Succede, con Opera Guccini, la nuova produzione originale del Teatro Comunale di Bologna, fortemente voluta dalla Sovrintendente Elisabetta Riva, in programma il 29, 30 e 31 ottobre al Teatro Duse. Sul palco ci sarà l’Orchestra del Teatro diretta da Alessandro Nidi, che eseguirà le ballate più celebri e significative del repertorio del “Maestrone“ di Pavana, interpretate da Claudia Ceraulo, Michele Gianquinto e Simone Fenotti, giovani talenti usciti dalla Scuola dell’Opera che fanno parte del progetto “Career development“ dell’Accademia del TCBO. Opera Guccini, l’evento presentato in Salaborsa

L’attore Giorgio Comaschi come narratore

All’attore Giorgio Comaschi, che con il cantautore ha una lunga frequentazione fatta di infinite serate nella trattoria Da Vito, è affidato il compito del narratore, unendo i brani con le tante storie che hanno contribuito, nel corso di una lunghissima carriera, a creare quell’alone di mitologia che circonda la produzione di Guccini, sempre in emozionante bilico tra l’intimismo di dischi come Stanze di vita quotidiana e la passionale testimonianza sociale di Radici.

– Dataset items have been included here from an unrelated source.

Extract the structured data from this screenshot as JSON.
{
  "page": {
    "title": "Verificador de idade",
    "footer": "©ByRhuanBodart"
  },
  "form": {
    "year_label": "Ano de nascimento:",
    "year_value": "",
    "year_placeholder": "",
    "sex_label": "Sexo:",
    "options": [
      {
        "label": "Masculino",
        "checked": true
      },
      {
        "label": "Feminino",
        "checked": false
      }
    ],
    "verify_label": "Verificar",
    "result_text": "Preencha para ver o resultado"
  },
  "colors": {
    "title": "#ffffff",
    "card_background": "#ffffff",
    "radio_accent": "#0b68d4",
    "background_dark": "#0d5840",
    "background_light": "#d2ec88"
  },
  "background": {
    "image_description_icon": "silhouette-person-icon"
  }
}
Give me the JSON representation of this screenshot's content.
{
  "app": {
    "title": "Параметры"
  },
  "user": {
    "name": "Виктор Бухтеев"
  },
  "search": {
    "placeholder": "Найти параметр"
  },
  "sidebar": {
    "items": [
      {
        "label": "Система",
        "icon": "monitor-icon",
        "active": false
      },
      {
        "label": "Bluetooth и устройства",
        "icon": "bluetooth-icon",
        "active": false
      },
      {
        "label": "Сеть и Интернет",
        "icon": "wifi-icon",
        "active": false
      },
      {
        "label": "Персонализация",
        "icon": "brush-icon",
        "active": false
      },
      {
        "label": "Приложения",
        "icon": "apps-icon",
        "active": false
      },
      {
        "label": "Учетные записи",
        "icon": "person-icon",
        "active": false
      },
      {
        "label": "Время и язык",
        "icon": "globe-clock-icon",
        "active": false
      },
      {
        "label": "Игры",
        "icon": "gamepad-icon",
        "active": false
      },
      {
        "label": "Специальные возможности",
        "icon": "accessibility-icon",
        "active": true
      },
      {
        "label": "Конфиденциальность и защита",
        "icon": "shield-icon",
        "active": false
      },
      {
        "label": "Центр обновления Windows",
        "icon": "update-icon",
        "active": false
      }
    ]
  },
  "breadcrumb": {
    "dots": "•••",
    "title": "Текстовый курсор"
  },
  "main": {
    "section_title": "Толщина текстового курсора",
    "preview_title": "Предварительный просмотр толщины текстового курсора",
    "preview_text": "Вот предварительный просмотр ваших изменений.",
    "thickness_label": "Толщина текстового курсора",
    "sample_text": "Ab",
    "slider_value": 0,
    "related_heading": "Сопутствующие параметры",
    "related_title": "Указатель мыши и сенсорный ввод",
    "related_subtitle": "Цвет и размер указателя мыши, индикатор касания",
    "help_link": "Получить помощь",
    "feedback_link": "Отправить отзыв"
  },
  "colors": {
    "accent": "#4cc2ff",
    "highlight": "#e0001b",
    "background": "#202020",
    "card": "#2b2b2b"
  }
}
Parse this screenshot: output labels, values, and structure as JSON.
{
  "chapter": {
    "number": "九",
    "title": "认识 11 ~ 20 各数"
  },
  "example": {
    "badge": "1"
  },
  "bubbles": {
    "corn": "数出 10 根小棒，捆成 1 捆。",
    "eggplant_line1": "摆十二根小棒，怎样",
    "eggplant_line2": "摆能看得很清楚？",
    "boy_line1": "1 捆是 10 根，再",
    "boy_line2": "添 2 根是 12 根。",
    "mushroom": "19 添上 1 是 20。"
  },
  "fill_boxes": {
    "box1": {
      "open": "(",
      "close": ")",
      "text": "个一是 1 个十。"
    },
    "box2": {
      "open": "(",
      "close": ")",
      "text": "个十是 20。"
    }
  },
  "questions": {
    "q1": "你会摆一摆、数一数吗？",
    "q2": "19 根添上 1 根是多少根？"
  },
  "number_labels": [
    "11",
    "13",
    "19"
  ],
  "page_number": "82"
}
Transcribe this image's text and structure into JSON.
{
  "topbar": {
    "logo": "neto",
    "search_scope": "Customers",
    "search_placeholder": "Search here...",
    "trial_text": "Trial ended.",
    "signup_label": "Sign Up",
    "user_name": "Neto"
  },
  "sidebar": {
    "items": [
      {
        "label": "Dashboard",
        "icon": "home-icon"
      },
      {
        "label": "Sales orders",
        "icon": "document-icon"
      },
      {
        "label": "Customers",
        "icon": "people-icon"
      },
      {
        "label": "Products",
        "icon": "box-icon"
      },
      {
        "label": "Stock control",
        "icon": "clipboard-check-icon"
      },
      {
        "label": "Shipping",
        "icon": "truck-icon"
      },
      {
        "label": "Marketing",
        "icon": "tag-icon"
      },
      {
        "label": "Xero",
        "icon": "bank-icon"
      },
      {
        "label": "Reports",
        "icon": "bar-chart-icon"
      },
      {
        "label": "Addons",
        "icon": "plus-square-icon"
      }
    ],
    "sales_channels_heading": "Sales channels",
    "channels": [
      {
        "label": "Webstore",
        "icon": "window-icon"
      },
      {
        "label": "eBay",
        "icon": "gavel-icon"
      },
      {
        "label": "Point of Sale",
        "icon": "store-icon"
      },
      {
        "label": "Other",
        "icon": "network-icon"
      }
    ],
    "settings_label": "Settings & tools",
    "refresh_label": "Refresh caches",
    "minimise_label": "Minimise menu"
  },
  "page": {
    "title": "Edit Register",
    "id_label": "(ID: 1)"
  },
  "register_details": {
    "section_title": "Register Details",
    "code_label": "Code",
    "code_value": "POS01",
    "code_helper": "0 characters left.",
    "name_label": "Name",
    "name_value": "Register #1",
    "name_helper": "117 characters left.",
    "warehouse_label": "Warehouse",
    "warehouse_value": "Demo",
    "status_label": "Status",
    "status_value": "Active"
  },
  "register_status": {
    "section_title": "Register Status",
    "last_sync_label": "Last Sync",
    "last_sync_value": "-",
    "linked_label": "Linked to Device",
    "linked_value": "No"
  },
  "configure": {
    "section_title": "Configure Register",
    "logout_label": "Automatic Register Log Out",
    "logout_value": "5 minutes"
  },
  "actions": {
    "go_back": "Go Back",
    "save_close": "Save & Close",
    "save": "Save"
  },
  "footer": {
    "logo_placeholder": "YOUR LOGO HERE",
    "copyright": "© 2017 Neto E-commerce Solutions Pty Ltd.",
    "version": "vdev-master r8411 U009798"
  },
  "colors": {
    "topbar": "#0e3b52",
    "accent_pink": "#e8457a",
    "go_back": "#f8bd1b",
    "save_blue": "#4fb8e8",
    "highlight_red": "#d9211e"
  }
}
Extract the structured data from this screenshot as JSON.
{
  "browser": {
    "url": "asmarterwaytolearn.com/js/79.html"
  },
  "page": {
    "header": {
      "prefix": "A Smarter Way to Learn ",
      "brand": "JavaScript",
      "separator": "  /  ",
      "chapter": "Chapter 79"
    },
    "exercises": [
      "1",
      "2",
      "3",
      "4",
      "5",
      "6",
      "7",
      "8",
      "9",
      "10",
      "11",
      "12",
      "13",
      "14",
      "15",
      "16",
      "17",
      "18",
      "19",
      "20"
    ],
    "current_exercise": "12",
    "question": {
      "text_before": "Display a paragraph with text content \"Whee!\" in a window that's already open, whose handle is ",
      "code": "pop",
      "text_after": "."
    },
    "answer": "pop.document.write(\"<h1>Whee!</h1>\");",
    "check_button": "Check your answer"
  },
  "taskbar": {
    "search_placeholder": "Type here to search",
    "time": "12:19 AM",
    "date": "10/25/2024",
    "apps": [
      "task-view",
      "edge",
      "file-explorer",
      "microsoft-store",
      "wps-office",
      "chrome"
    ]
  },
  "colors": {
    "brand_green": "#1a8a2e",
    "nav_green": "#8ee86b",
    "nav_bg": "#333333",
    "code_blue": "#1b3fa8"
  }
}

Scorreranno, sul palco, i grandi classici della sua produzione, da Dio è morto a L’avvelenata, da Bisanzio a Il vecchio e il bambino, che assumeranno una inedita veste lirico sinfonica. Anche se, dice Comaschi, “Guccini ama ricordare che il suo rapporto con la lirica si ferma ad aver frequentato le magistrali insieme a Pavarotti”.